Denizbank ile yaptığımız anlaşma da 5-6 senelik anlaşma. O da senelik 5 milyon TL’ye gelen bir anlaşma. Spor Toto ile de yaptığımız bir anlaşma var. Birçok formanın üstünde Spor Toto var. Her tribünün de ismi var. O isme karşılık da para veriyorlar. Biz bu anlaşmalara yönelik loca, tribünler gibi ayrıca hizmet vermekteyiz. Sadece tribün ismi yazmıyor. İçeriği de budur. Biz her şeyimizle devlete bağlı bir kulübüz. Biz de bir kamu görevlisiyiz. Ben Beşiktaş’ın sahibi değilim. İçişleri Bakanlığı niye denetlemiyor? Kamu yararına olduğu için. Süleyman Seba Tesisleri, Beşiktaş Plazalar da aynı şekilde kamu malıdır.
O günleri ben yaşadım. Sayın Erdoğan’ın desteği olmasaydı bu iş olmazdı. Bu işin nasıl olmayacağını herkes anlatır da nasıl olacağını herkes anlatmaz. Mehmet Müezzinoğlu ile bir sohbet esnasında sordum.
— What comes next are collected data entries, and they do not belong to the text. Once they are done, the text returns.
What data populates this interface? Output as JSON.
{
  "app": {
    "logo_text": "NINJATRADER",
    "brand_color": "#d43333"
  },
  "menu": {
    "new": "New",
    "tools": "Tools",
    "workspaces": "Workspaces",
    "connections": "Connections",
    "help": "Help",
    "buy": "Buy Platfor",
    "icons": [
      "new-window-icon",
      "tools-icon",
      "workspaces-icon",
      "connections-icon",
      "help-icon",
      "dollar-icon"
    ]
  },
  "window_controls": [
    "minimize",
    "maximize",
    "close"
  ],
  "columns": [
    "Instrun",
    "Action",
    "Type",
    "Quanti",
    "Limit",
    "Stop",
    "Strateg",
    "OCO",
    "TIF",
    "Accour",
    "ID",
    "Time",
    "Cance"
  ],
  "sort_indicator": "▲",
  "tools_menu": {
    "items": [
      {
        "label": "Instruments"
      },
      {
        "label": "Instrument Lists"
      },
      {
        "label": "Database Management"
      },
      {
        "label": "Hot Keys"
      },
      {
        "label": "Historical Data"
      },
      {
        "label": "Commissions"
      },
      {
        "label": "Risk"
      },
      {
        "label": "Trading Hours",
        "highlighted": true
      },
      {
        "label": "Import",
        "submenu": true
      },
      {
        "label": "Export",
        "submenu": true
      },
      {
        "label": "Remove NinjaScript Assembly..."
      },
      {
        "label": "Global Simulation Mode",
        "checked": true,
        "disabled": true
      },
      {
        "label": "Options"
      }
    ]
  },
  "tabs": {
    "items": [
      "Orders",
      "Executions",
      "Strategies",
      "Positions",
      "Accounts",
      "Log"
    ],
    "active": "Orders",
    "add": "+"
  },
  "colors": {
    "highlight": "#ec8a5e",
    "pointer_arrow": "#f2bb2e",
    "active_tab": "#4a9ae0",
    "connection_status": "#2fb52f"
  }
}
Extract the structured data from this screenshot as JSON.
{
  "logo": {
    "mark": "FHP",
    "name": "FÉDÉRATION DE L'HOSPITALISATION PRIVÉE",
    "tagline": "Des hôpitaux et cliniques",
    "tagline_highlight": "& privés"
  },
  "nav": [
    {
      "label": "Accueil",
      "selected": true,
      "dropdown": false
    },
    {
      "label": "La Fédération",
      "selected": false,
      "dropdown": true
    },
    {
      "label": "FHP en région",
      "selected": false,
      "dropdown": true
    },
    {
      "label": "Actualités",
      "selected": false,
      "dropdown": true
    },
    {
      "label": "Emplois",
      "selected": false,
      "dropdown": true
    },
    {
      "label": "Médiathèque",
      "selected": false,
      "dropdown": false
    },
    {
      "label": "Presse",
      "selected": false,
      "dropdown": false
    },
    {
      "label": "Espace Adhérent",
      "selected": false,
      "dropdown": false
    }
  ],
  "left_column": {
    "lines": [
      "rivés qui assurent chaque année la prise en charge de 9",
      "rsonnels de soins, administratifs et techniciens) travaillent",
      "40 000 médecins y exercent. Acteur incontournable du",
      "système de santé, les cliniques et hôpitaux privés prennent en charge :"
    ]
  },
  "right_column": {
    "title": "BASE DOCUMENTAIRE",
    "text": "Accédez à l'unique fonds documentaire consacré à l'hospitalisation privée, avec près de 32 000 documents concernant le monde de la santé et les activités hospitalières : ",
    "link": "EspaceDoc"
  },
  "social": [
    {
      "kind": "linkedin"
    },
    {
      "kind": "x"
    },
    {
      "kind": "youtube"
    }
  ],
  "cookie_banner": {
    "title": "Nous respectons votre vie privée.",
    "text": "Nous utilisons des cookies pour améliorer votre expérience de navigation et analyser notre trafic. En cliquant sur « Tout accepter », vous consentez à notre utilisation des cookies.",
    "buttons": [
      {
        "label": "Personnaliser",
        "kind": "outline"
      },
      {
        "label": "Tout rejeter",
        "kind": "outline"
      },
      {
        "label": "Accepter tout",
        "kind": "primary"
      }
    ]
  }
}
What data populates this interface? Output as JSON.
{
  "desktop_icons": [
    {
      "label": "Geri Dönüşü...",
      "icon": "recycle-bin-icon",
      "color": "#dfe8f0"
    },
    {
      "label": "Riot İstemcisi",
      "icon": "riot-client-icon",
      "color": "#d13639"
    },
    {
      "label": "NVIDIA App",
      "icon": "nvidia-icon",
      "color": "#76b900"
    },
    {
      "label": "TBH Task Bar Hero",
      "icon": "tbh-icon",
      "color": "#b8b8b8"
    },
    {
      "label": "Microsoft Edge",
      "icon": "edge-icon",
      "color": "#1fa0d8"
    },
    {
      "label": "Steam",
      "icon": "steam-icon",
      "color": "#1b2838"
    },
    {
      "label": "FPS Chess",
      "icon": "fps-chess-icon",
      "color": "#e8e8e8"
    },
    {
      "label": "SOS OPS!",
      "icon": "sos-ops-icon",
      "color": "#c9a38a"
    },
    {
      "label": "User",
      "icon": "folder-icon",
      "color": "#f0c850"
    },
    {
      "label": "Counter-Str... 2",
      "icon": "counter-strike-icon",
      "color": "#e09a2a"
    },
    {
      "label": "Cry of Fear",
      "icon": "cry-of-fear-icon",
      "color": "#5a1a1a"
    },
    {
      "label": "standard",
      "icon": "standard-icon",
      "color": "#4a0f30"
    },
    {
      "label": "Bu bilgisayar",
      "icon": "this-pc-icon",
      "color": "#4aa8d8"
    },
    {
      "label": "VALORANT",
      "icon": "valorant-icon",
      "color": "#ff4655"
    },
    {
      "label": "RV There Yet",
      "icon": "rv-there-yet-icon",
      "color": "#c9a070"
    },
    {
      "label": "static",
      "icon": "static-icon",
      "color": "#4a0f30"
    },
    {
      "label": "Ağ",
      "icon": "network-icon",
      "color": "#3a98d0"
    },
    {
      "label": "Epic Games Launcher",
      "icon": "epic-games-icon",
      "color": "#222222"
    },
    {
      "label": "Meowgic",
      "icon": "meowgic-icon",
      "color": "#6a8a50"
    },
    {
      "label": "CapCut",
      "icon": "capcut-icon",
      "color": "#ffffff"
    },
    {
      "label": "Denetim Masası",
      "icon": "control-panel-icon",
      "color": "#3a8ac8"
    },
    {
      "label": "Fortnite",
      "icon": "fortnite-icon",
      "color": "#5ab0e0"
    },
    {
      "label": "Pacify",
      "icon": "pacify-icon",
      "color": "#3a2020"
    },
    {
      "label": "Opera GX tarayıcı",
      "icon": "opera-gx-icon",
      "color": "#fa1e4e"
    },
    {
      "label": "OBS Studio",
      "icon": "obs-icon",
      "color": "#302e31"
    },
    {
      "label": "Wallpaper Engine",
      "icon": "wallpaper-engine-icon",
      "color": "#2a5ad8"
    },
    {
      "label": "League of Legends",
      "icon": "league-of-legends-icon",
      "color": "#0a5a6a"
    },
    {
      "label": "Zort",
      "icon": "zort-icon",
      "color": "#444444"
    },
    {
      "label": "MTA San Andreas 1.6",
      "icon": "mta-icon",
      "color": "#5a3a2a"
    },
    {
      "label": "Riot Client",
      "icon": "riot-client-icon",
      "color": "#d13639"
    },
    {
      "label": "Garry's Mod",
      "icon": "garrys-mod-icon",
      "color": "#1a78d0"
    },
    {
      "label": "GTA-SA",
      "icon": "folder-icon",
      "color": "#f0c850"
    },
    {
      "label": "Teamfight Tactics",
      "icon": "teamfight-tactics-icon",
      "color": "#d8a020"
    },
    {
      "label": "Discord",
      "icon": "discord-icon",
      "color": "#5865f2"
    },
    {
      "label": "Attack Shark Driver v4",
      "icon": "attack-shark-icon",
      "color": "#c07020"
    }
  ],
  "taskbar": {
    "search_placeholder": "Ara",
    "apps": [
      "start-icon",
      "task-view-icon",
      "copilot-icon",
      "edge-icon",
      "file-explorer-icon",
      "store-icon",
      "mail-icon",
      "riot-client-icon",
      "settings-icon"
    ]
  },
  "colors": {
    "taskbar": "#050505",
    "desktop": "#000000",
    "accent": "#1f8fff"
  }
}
Siz başbakan olsaydınız biz stadın iznini alabilir miyiz diye sordum. Alamazdınız dedi. Neredeyse batmış bir kulüptük. Finansmanı sağladık ama izni sağlamak öyle kolay bir şey değil. Bir şey iyi gitmeye başladığı zaman bizi aşağıya çekme düşüncesi olabilir. Biz ne çektiğimizi biliyoruz.
Bizden önce Yıldırım Başkan’la bu işler yürüyordu. İşler rayına girmeye başladı. Bir gün bizi siyasetçi, bir gün FETÖ’cü yapmaya çalışıyorlar. Maalesef toplumda böyle şeyler oluyor. Takımın grafiği aşağıya insin diye pusuda bekleyen insanlar var. Daha üzücüsü, bunların içinde Beşiktaşlılar da var. Kötü gitsin diye uğraşıyorlar. Demirören, Beşiktaş’a para vermiş. Bana vermemiş. Gittikten sonra bir kısmını çizelim dedik. Sonra kendi iradesiyle, ben TFF Başkanı olduğum sürece o parayı konuşmayacağım dedi. Biz de Demirören TFF Başkanı olsun, o para dursun diyoruz. Tabii bu işin esprisi. Yıldırım Bey ben paramı istiyorum demedi biz de ödeyelim demedik.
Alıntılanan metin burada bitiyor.